Bei Arztbesuchen zeigten sich in den Lockdown-Wochen ebenfalls Einbrüche, Stand Ende Juli 2020 lagen diese noch immer unter Vorjahr. Entsprechend sei, so Wartenberg, nicht überraschend, dass mehr Praxen Videosprechstunden angeboten hätten. Hier ist ein Anstieg von unter 1 % auf 14 % im April festzustellen, seit Mai zeigt sich wieder ein Rückgang. Ob es sich hier laut Wartenberg um ein kurzfristiges Phänomen oder einen tatsächlichen Trend handelt, werde sich zeigen, da sich die Inanspruchnahme des telemedizinischen Service noch immer auf einem höheren Niveau als je zuvor befinde.

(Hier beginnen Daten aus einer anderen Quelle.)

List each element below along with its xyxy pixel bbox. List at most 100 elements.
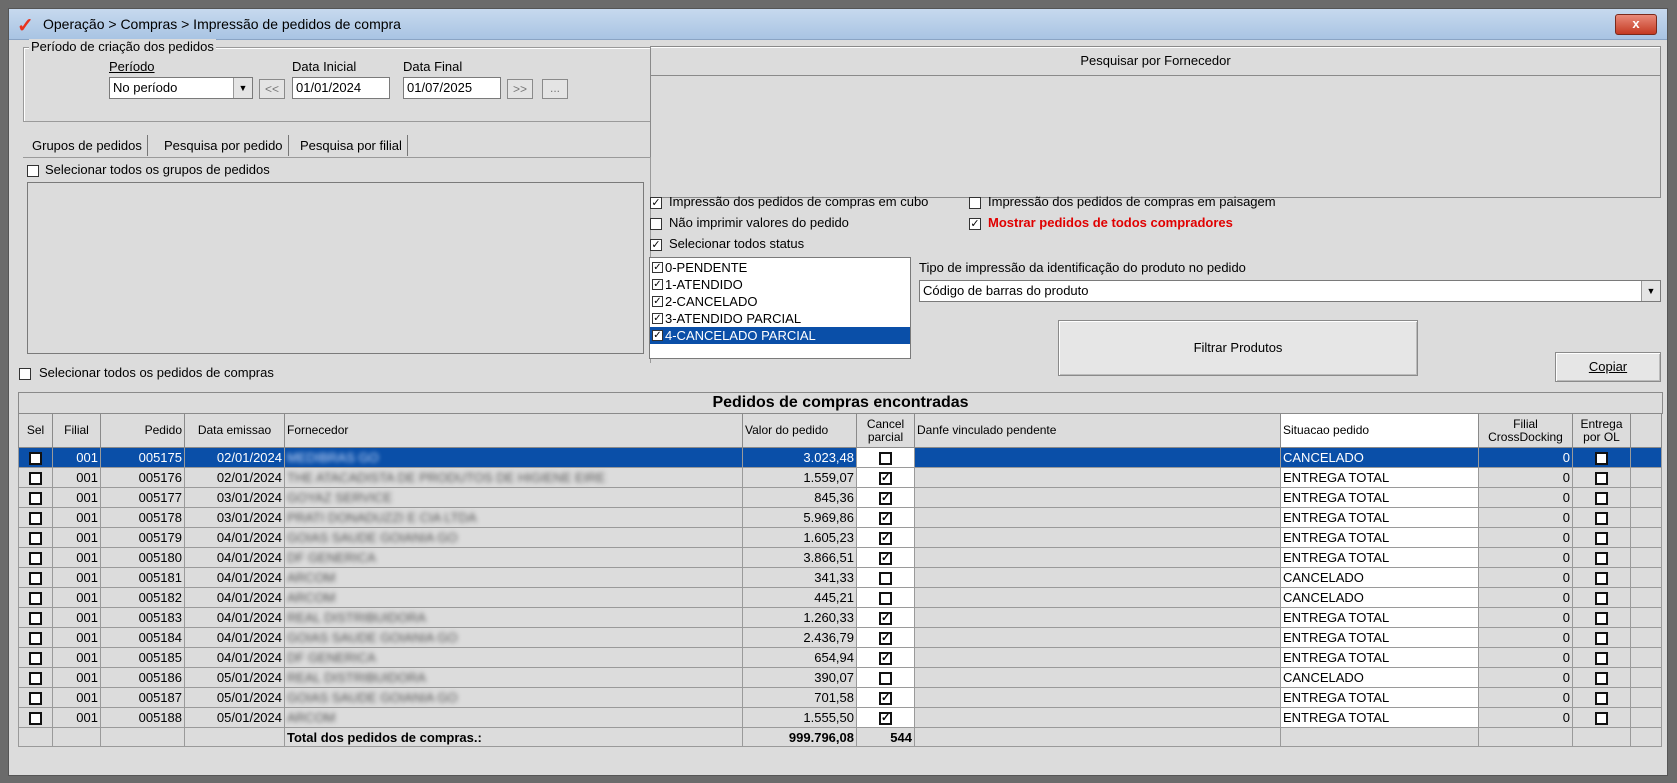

Erste Ergebnisse aus einer gegenwärtig laufenden Befragung bei Haus- und Fachärzten[2] zu Einflüssen durch COVID-19 auf deren gegenwärtige und zukünftige Arbeit weisen auf die Relevanz der Digitalisierung hin. So zeigen sich z.B. gut zwei Drittel der Befragten bereit, Health Apps zu verschreiben; bei digitalen Entwicklungen mit dem größten Einfluss auf die ärztliche Arbeit steht das elektronische Rezept ganz oben. Wartenberg kündigte in diesem Zusammenhang einen IQVIA-Spezialreport mit den gesamten Ergebnissen der Befragung für Oktober d.J. an.

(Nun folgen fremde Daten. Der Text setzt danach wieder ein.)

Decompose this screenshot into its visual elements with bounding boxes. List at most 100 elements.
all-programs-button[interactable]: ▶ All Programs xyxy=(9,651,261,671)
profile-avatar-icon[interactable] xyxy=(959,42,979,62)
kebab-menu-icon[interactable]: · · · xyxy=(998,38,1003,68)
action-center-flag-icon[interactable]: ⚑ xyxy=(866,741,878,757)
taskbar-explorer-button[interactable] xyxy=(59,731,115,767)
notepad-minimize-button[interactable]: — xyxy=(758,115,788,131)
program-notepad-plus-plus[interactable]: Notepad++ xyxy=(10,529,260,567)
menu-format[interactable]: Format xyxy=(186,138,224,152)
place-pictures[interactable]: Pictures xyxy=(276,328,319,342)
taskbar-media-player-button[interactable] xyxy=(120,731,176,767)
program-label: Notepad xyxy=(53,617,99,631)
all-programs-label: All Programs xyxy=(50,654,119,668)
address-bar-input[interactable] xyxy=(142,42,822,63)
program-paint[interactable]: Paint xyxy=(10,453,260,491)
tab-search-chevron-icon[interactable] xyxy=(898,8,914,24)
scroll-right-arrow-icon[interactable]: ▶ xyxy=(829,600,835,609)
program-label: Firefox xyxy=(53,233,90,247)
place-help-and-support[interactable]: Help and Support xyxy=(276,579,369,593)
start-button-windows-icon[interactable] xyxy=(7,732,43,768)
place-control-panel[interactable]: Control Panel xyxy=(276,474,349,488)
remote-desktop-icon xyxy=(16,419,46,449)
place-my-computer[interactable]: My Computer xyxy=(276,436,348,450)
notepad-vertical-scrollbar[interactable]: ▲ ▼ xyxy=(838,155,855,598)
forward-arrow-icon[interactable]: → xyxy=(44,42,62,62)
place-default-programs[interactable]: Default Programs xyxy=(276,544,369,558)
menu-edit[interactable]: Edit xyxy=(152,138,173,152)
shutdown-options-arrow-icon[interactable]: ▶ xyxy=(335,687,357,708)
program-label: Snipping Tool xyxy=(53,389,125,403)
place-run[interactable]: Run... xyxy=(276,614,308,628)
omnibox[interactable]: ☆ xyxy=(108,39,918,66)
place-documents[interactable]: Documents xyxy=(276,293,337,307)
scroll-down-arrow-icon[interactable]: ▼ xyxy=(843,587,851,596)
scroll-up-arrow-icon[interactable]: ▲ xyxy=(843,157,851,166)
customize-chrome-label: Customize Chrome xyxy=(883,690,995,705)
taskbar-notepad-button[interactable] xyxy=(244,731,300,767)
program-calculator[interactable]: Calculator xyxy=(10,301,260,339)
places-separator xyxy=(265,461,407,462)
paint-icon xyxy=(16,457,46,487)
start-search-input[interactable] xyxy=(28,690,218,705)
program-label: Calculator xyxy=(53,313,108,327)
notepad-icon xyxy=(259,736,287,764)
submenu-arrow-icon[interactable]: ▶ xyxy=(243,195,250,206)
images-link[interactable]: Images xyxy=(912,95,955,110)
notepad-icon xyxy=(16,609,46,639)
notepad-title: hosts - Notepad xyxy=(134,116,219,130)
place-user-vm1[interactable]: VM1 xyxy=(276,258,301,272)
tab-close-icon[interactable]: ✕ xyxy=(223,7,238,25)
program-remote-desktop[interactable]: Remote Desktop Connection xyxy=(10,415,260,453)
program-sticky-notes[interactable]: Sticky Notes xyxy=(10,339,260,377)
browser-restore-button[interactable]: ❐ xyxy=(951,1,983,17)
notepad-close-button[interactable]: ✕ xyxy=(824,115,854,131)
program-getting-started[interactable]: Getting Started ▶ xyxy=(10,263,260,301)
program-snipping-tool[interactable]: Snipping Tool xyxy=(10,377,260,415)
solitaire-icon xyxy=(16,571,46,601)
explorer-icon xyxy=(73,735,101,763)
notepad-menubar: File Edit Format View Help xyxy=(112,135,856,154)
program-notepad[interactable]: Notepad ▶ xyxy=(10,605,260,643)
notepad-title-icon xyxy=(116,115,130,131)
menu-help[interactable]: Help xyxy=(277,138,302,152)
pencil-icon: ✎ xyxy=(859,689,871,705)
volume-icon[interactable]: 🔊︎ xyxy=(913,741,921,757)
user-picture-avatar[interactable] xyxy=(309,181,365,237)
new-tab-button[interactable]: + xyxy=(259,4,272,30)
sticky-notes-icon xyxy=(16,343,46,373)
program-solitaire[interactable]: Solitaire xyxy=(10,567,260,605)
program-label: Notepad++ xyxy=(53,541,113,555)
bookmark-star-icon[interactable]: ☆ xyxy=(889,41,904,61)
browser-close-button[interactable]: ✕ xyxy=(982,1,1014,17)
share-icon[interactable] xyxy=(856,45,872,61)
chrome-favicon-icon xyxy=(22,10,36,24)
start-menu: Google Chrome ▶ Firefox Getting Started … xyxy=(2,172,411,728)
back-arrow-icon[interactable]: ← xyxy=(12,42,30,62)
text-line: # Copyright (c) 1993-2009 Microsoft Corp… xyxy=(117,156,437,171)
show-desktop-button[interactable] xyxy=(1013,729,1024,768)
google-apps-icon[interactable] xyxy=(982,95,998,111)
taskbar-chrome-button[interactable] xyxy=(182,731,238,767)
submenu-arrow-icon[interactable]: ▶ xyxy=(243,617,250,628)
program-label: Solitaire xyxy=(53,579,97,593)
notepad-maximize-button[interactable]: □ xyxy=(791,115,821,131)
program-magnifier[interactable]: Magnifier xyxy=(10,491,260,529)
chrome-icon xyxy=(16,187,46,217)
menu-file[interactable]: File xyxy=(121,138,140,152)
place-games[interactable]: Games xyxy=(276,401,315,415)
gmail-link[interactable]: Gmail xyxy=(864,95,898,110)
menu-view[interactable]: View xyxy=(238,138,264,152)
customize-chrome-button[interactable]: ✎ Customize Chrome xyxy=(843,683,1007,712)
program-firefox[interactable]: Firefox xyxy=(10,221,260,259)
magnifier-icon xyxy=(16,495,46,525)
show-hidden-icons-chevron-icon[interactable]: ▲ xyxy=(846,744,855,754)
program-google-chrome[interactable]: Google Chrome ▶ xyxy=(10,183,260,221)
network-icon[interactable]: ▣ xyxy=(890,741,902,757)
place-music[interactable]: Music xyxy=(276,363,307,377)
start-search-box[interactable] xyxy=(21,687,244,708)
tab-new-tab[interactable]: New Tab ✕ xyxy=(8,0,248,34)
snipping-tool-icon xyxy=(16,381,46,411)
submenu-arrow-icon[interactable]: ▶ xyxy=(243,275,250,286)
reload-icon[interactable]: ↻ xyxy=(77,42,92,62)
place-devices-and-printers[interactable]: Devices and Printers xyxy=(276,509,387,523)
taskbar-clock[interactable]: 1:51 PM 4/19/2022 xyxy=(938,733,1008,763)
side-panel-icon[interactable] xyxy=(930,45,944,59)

Industrieseitig habe man in der Lockdown-Phase mehrheitlich Außendienstbesuche in Praxen und Kliniken heruntergefahren. Im April seien Face-to-Face-Kontakte praktisch auf null reduziert gewesen, im Zuge dessen hätten sich jedoch Remote-Kontakte unterschiedlicher Art verstärkt. Auch hier sei das Bild in Österreich vergleichbar. Im Juni und Juli setzte wieder eine Normalisierung ein. Eine derzeit offene Frage sei, in welche Richtung sich die Aktivitäten entwickelten, da die Nutzung auch von Remote-Kanälen nun eingeübt und auch erfolgreich sei. So habe IQVIA Kunden mit einem entsprechenden Tool zur Multikanalisierung (technologische Plattform) unterstützt, wobei per Remote sogar mehr Kontakte realisiert werden konnten. Voraussetzung für ein Gelingen seien entsprechende Schulungen der Mitarbeiter wie auch die Zustimmung durch die Ärzte.

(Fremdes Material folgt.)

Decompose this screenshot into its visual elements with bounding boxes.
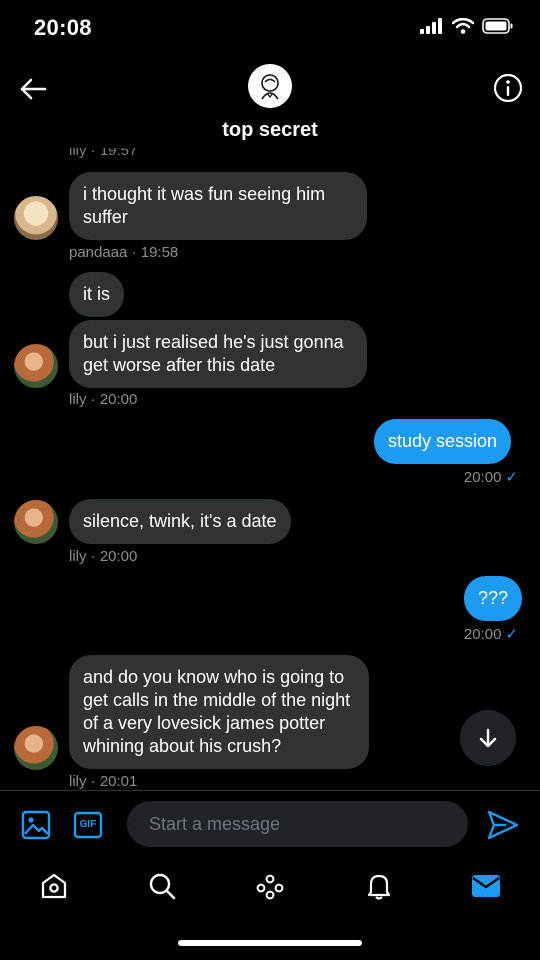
status-icons — [420, 18, 514, 34]
group-avatar[interactable] — [248, 64, 292, 108]
gif-button[interactable]: GIF — [73, 810, 103, 840]
message-list[interactable]: lily · 19:57 i thought it was fun seeing… — [0, 148, 540, 790]
home-icon — [41, 873, 67, 899]
message-meta: lily · 19:57 — [69, 148, 138, 159]
back-button[interactable] — [16, 72, 50, 106]
status-bar: 20:08 — [0, 0, 540, 56]
message-bubble[interactable]: i thought it was fun seeing him suffer — [69, 172, 367, 240]
conversation-header: top secret — [0, 56, 540, 148]
message-bubble[interactable]: ??? — [464, 576, 523, 621]
arrow-left-icon — [20, 78, 47, 100]
message-meta-row: 20:00 ✓ — [464, 625, 518, 643]
image-button[interactable] — [21, 810, 51, 840]
message-bubble[interactable]: silence, twink, it's a date — [69, 499, 291, 544]
message-meta: lily · 20:01 — [69, 773, 138, 790]
nav-spaces[interactable] — [252, 868, 288, 904]
spaces-icon — [256, 874, 284, 900]
message-bubble[interactable]: and do you know who is going to get call… — [69, 655, 369, 769]
home-indicator — [178, 940, 362, 946]
send-button[interactable] — [486, 809, 520, 841]
send-icon — [487, 810, 519, 840]
avatar-pandaaa[interactable] — [14, 196, 58, 240]
status-time: 20:08 — [34, 15, 92, 40]
message-bubble[interactable]: it is — [69, 272, 124, 317]
nav-home[interactable] — [36, 868, 72, 904]
arrow-down-icon — [479, 728, 497, 748]
message-input[interactable] — [127, 801, 468, 847]
image-icon — [21, 810, 51, 840]
message-meta: lily · 20:00 — [69, 391, 138, 408]
nav-search[interactable] — [144, 868, 180, 904]
bell-icon — [367, 874, 391, 900]
conversation-title[interactable]: top secret — [0, 119, 540, 142]
nav-messages[interactable] — [468, 868, 504, 904]
scroll-to-bottom-button[interactable] — [460, 710, 516, 766]
message-meta: 20:00 — [463, 469, 502, 486]
signal-icon — [420, 18, 442, 34]
search-icon — [149, 873, 176, 900]
battery-icon — [482, 18, 513, 34]
bottom-nav — [0, 856, 540, 916]
mail-icon — [472, 875, 500, 897]
message-meta: 20:00 — [463, 626, 502, 643]
checkmark-icon: ✓ — [505, 626, 518, 643]
info-button[interactable] — [492, 72, 524, 104]
gif-label: GIF — [79, 819, 97, 830]
message-composer: GIF — [0, 790, 540, 856]
avatar-lily[interactable] — [14, 726, 58, 770]
nav-notifications[interactable] — [361, 868, 397, 904]
message-meta: pandaaa · 19:58 — [69, 244, 179, 261]
message-meta: lily · 20:00 — [69, 548, 138, 565]
avatar-lily[interactable] — [14, 344, 58, 388]
message-meta-row: 20:00 ✓ — [464, 468, 518, 486]
wifi-icon — [452, 18, 474, 34]
checkmark-icon: ✓ — [505, 469, 518, 486]
avatar-lily[interactable] — [14, 500, 58, 544]
message-bubble[interactable]: study session — [374, 419, 512, 464]
group-avatar-drawing — [261, 74, 279, 100]
info-icon — [493, 73, 523, 103]
message-bubble[interactable]: but i just realised he's just gonna get … — [69, 320, 367, 388]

Umsetzung von Ergebnissen und Erkenntnissen
In seinem Resümee skizzierte Frank Wartenberg abschließend zwei Schritte hinsichtlich des weiteren Umgangs mit der aktuellen und zukünftigen Situation. Erstens gehe es darum, Erfahrungen auszuwerten und Trends zu Veränderungen zu erkennen, etwa hinsichtlich Patienten- oder Shopper-Verhalten. Relevante Fragen seien zum Beispiel, wie sich hierfür Daten aus der realen Versorgung nutzen ließen und wie effektiv einzelne Kommunikationskanäle seien bzw. wie man die Effektivität steigern könne, um zweitens die digitale Transformation bestmöglich zu nutzen. Das betreffe bspw. die Mischung aus Hybrid- und Face-to-Face, die Gestaltung eines neuen erfolgreichen digitalen Engagements, oder auch die Nutzung von Künstlicher Intelligenz, um Verhalten prädiktiv vorherzusagen und zu entscheiden, ob man bestimmte Projekte online oder offline angehe. Auch die Zusammenarbeit mit relevanten Stakeholdern sowie die Bildung von Partnerschaften sei wichtig, um eigene Lücken zu schließen und neue Lösungen zu entwickeln, vor dem Hintergrund der jeweiligen Portfoliostrategie und Aktivitäten bei Forschung und Entwicklung, aber auch in Anbetracht epidemiologischer Gegebenheiten; allesamt Faktoren, die auch die Gestaltung des „Go-to-Market“ mitbestimmten. Um der heutigen Komplexität, die u.a. durch unterschiedliche Ansprüche von Stakeholdern gekennzeichnet sei, gerecht zu werden, komme es darauf an, Silogrenzen zu überwinden und Erkenntnisse zu verbinden.
Weitere Themen
Die übrigen Beiträge in der Jahrestagungs-Woche beschäftigten sich u.a. mit Implikationen aus der durch COVID-19 veränderten Lage im Blick auf neue Kommerzialisierungsmodelle, Marktdynamiken im internationalen Vergleich, Multikanalität im Kundenmanagement, Nutzung von Real World-Daten aus und in verschiedenen Bereichen, Anwendung von Methoden der Künstlichen Intelligenz zur Verbesserung der Versorgung, Neuigkeiten zu Health Technology Assessments und Veränderungen im Bereich Consumer Health sowie Digitalisierung, auch, aber nicht nur bei Launches. Die Verleihung des IQVIA Start-up Awards an den diesjährigen Gewinner, die Captomed GmbH mit Sitz in Zimmern, bildete den Abschluss der Tagung.